Data for CDC's new mask guidance is flawed, some scientists say 

Some scientists and officials in the CDC disagree with the data that influenced the agency's recent recommendations that both vaccinated and unvaccinated people should wear masks again indoors in areas with high levels of COVID-19 transmission, The Wall Street Journal reported Aug. 3. 

The CDC released new guidance July 27 recommending that fully vaccinated Americans start wearing masks again indoors in U.S. regions where COVID-19 transmission is high; the recommendations came about two months after the agency said fully vaccinated Americans no longer needed to wear masks or follow social distancing guidelines in most indoor settings. 

For its latest recommendations, the CDC cited data from Provincetown, Mass., where it said large gatherings in July at bars, nightclubs and parties drove hundreds of COVID-19 infections. The analysis found that nearly three quarters of infected people were fully vaccinated, and samples showed that the amount of virus infected people carried, or viral load, was similar between vaccinated and unvaccinated patients, according to the report. 

Based on the findings, the CDC concluded that vaccinated people who become infected might spread the delta variant as readily as the unvaccinated — a conclusion with which some officials in the CDC disagree, a person familiar with the matter told the Journal. Some scientists also have said the Provincetown study isn't reliable enough to be the leading cause of public health policy change, the Journal reported. 

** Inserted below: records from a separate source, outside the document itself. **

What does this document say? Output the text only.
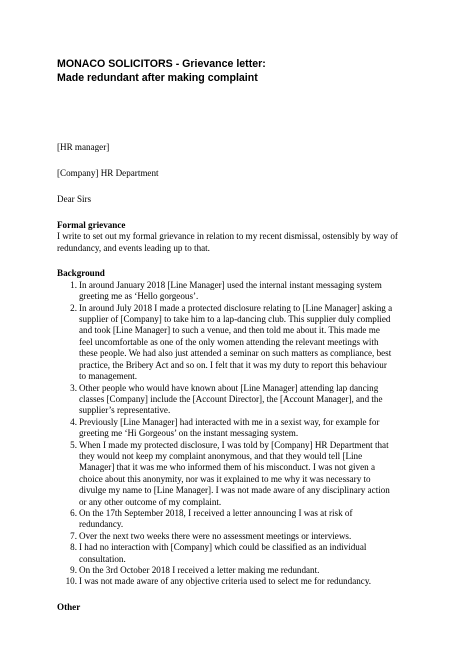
MONACO SOLICITORS - Grievance letter:
Made redundant after making complaint
[HR manager]
[Company] HR Department
Dear Sirs
Formal grievance
I write to set out my formal grievance in relation to my recent dismissal, ostensibly by way of
redundancy, and events leading up to that.
Background
1. In around January 2018 [Line Manager] used the internal instant messaging system
greeting me as ‘Hello gorgeous’.
2. In around July 2018 I made a protected disclosure relating to [Line Manager] asking a
supplier of [Company] to take him to a lap-dancing club. This supplier duly complied
and took [Line Manager] to such a venue, and then told me about it. This made me
feel uncomfortable as one of the only women attending the relevant meetings with
these people. We had also just attended a seminar on such matters as compliance, best
practice, the Bribery Act and so on. I felt that it was my duty to report this behaviour
to management.
3. Other people who would have known about [Line Manager] attending lap dancing
classes [Company] include the [Account Director], the [Account Manager], and the
supplier’s representative.
4. Previously [Line Manager] had interacted with me in a sexist way, for example for
greeting me ‘Hi Gorgeous’ on the instant messaging system.
5. When I made my protected disclosure, I was told by [Company] HR Department that
they would not keep my complaint anonymous, and that they would tell [Line
Manager] that it was me who informed them of his misconduct. I was not given a
choice about this anonymity, nor was it explained to me why it was necessary to
divulge my name to [Line Manager]. I was not made aware of any disciplinary action
or any other outcome of my complaint.
6. On the 17th September 2018, I received a letter announcing I was at risk of
redundancy.
7. Over the next two weeks there were no assessment meetings or interviews.
8. I had no interaction with [Company] which could be classified as an individual
consultation.
9. On the 3rd October 2018 I received a letter making me redundant.
10. I was not made aware of any objective criteria used to select me for redundancy.
Other
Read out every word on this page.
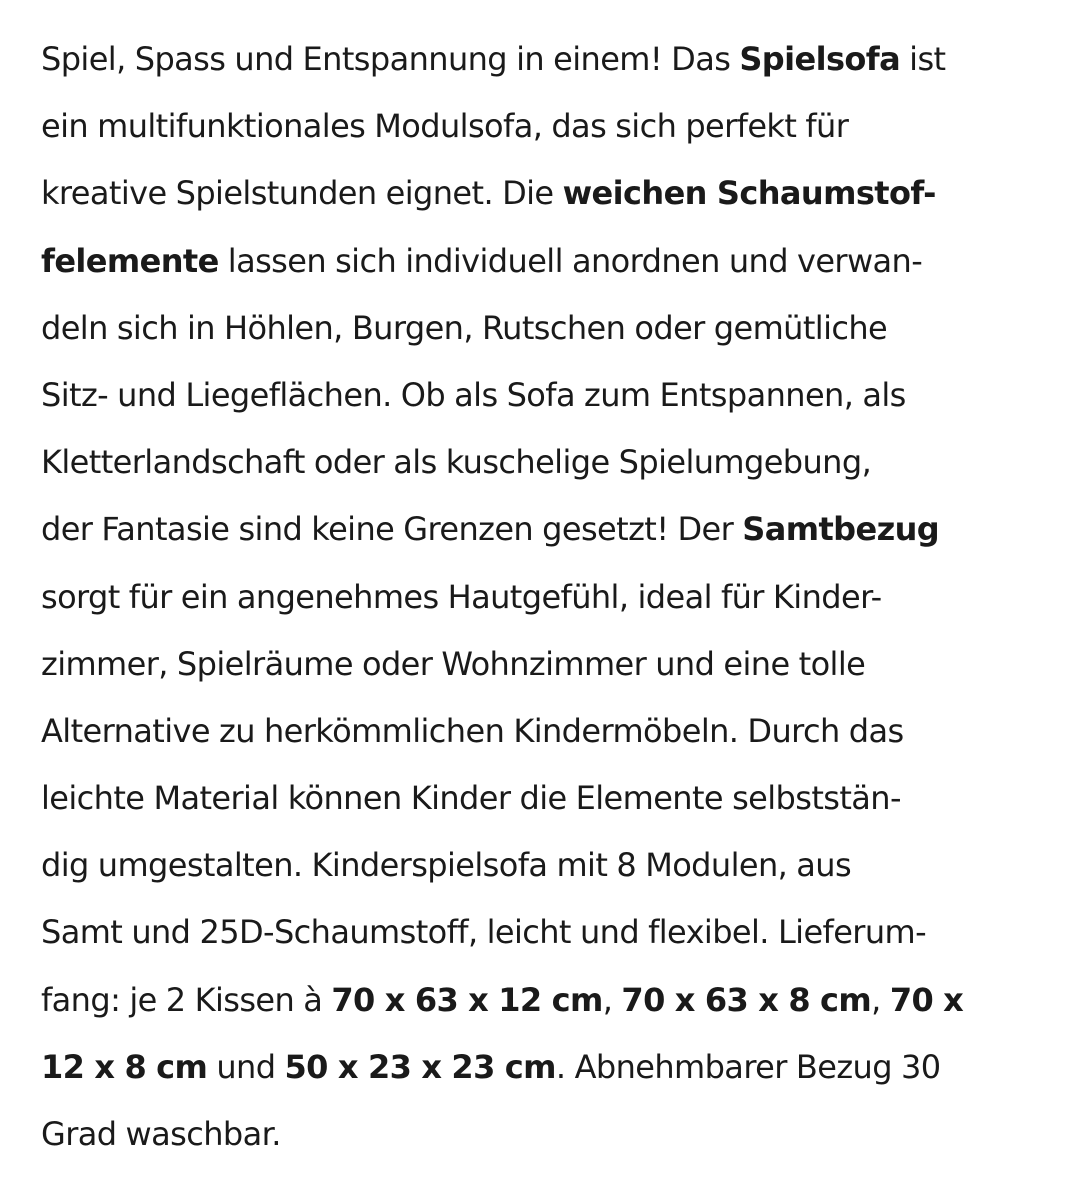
Spiel, Spass und Entspannung in einem! Das Spielsofa ist
ein multifunktionales Modulsofa, das sich perfekt für
kreative Spielstunden eignet. Die weichen Schaumstof-
felemente lassen sich individuell anordnen und verwan-
deln sich in Höhlen, Burgen, Rutschen oder gemütliche
Sitz- und Liegeflächen. Ob als Sofa zum Entspannen, als
Kletterlandschaft oder als kuschelige Spielumgebung,
der Fantasie sind keine Grenzen gesetzt! Der Samtbezug
sorgt für ein angenehmes Hautgefühl, ideal für Kinder-
zimmer, Spielräume oder Wohnzimmer und eine tolle
Alternative zu herkömmlichen Kindermöbeln. Durch das
leichte Material können Kinder die Elemente selbststän-
dig umgestalten. Kinderspielsofa mit 8 Modulen, aus
Samt und 25D-Schaumstoff, leicht und flexibel. Lieferum-
fang: je 2 Kissen à 70 x 63 x 12 cm, 70 x 63 x 8 cm, 70 x
12 x 8 cm und 50 x 23 x 23 cm. Abnehmbarer Bezug 30
Grad waschbar.
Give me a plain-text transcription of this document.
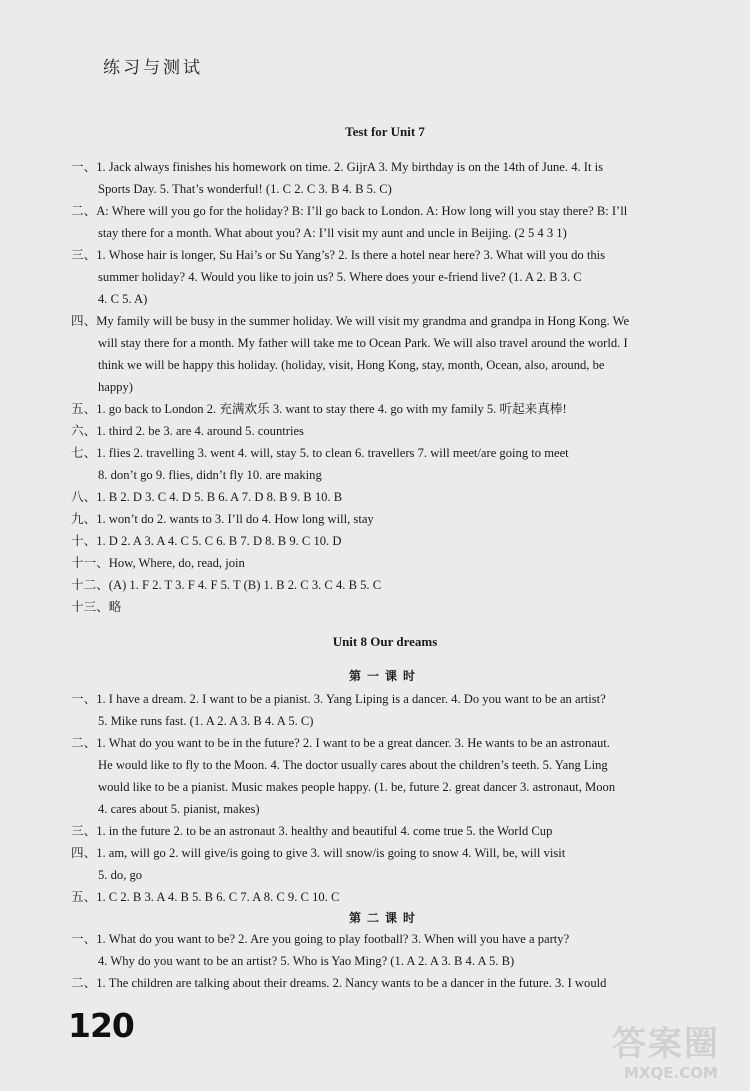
练习与测试
Test for Unit 7
一、1. Jack always finishes his homework on time. 2. GijrA 3. My birthday is on the 14th of June. 4. It is
Sports Day. 5. That’s wonderful! (1. C 2. C 3. B 4. B 5. C)
二、A: Where will you go for the holiday? B: I’ll go back to London. A: How long will you stay there? B: I’ll
stay there for a month. What about you? A: I’ll visit my aunt and uncle in Beijing. (2 5 4 3 1)
三、1. Whose hair is longer, Su Hai’s or Su Yang’s? 2. Is there a hotel near here? 3. What will you do this
summer holiday? 4. Would you like to join us? 5. Where does your e-friend live? (1. A 2. B 3. C
4. C 5. A)
四、My family will be busy in the summer holiday. We will visit my grandma and grandpa in Hong Kong. We
will stay there for a month. My father will take me to Ocean Park. We will also travel around the world. I
think we will be happy this holiday. (holiday, visit, Hong Kong, stay, month, Ocean, also, around, be
happy)
五、1. go back to London 2. 充满欢乐 3. want to stay there 4. go with my family 5. 听起来真棒!
六、1. third 2. be 3. are 4. around 5. countries
七、1. flies 2. travelling 3. went 4. will, stay 5. to clean 6. travellers 7. will meet/are going to meet
8. don’t go 9. flies, didn’t fly 10. are making
八、1. B 2. D 3. C 4. D 5. B 6. A 7. D 8. B 9. B 10. B
九、1. won’t do 2. wants to 3. I’ll do 4. How long will, stay
十、1. D 2. A 3. A 4. C 5. C 6. B 7. D 8. B 9. C 10. D
十一、How, Where, do, read, join
十二、(A) 1. F 2. T 3. F 4. F 5. T (B) 1. B 2. C 3. C 4. B 5. C
十三、略
Unit 8 Our dreams
第一课时
一、1. I have a dream. 2. I want to be a pianist. 3. Yang Liping is a dancer. 4. Do you want to be an artist?
5. Mike runs fast. (1. A 2. A 3. B 4. A 5. C)
二、1. What do you want to be in the future? 2. I want to be a great dancer. 3. He wants to be an astronaut.
He would like to fly to the Moon. 4. The doctor usually cares about the children’s teeth. 5. Yang Ling
would like to be a pianist. Music makes people happy. (1. be, future 2. great dancer 3. astronaut, Moon
4. cares about 5. pianist, makes)
三、1. in the future 2. to be an astronaut 3. healthy and beautiful 4. come true 5. the World Cup
四、1. am, will go 2. will give/is going to give 3. will snow/is going to snow 4. Will, be, will visit
5. do, go
五、1. C 2. B 3. A 4. B 5. B 6. C 7. A 8. C 9. C 10. C
第二课时
一、1. What do you want to be? 2. Are you going to play football? 3. When will you have a party?
4. Why do you want to be an artist? 5. Who is Yao Ming? (1. A 2. A 3. B 4. A 5. B)
二、1. The children are talking about their dreams. 2. Nancy wants to be a dancer in the future. 3. I would
120	答案圈
MXQE.COM
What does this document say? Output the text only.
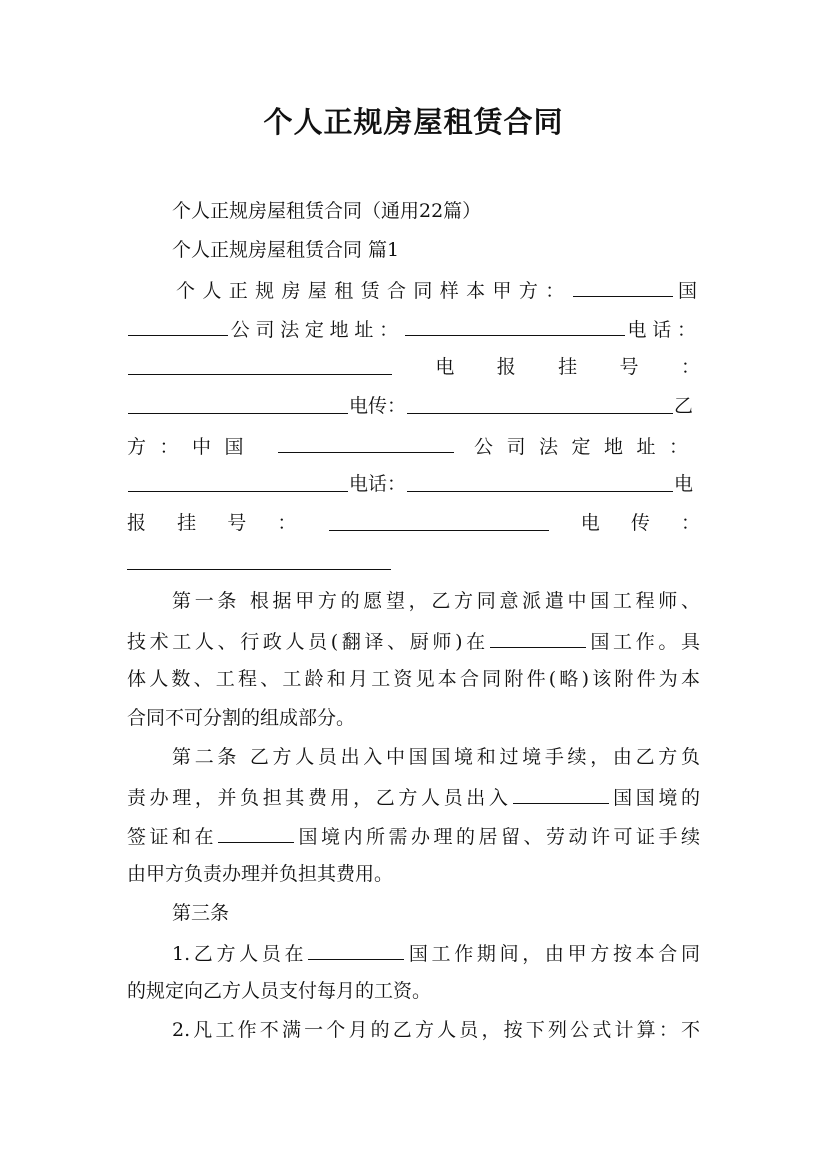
个人正规房屋租赁合同
个人正规房屋租赁合同（通用22篇）
个人正规房屋租赁合同 篇1
个人正规房屋租赁合同样本甲方：	国
公司法定地址：	电话：
电 报 挂 号 ：
电传：	乙
方：中国	公司法定地址：
电话：	电
报 挂 号 ：	电 传 ：
第一条 根据甲方的愿望，乙方同意派遣中国工程师、
技术工人、行政人员(翻译、厨师)在	国工作。具
体人数、工程、工龄和月工资见本合同附件(略)该附件为本
合同不可分割的组成部分。
第二条 乙方人员出入中国国境和过境手续，由乙方负
责办理，并负担其费用，乙方人员出入	国国境的
签证和在	国境内所需办理的居留、劳动许可证手续
由甲方负责办理并负担其费用。
第三条
1.乙方人员在	国工作期间，由甲方按本合同
的规定向乙方人员支付每月的工资。
2.凡工作不满一个月的乙方人员，按下列公式计算：不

The Provincetown data also is too recent to be independently reviewed by outside experts and is too small a sample with too unique of circumstances surrounding the outbreak for it to be applied to other parts of the country, according to the scientists who criticized the decision. 

"They're making these decisions on the basis of extremely weak and unreliable data, and at the same time not doing the necessary work to reduce uncertainty among the population," Vinay Prasad, MD, an epidemiology professor at the University of California San Francisco, told the publication. "When there isn’t a lot of study data, the CDC should be conducting these studies." 

The CDC's July 27 guidance applied to areas with high transmission of the virus, which tend to be parts of the country with lower vaccination rates. At the time of the analysis in Provincetown, vaccination rates were high, around 69 percent of eligible Massachusetts residents, according to the report. 

The CDC did not return the Journal's comment requests.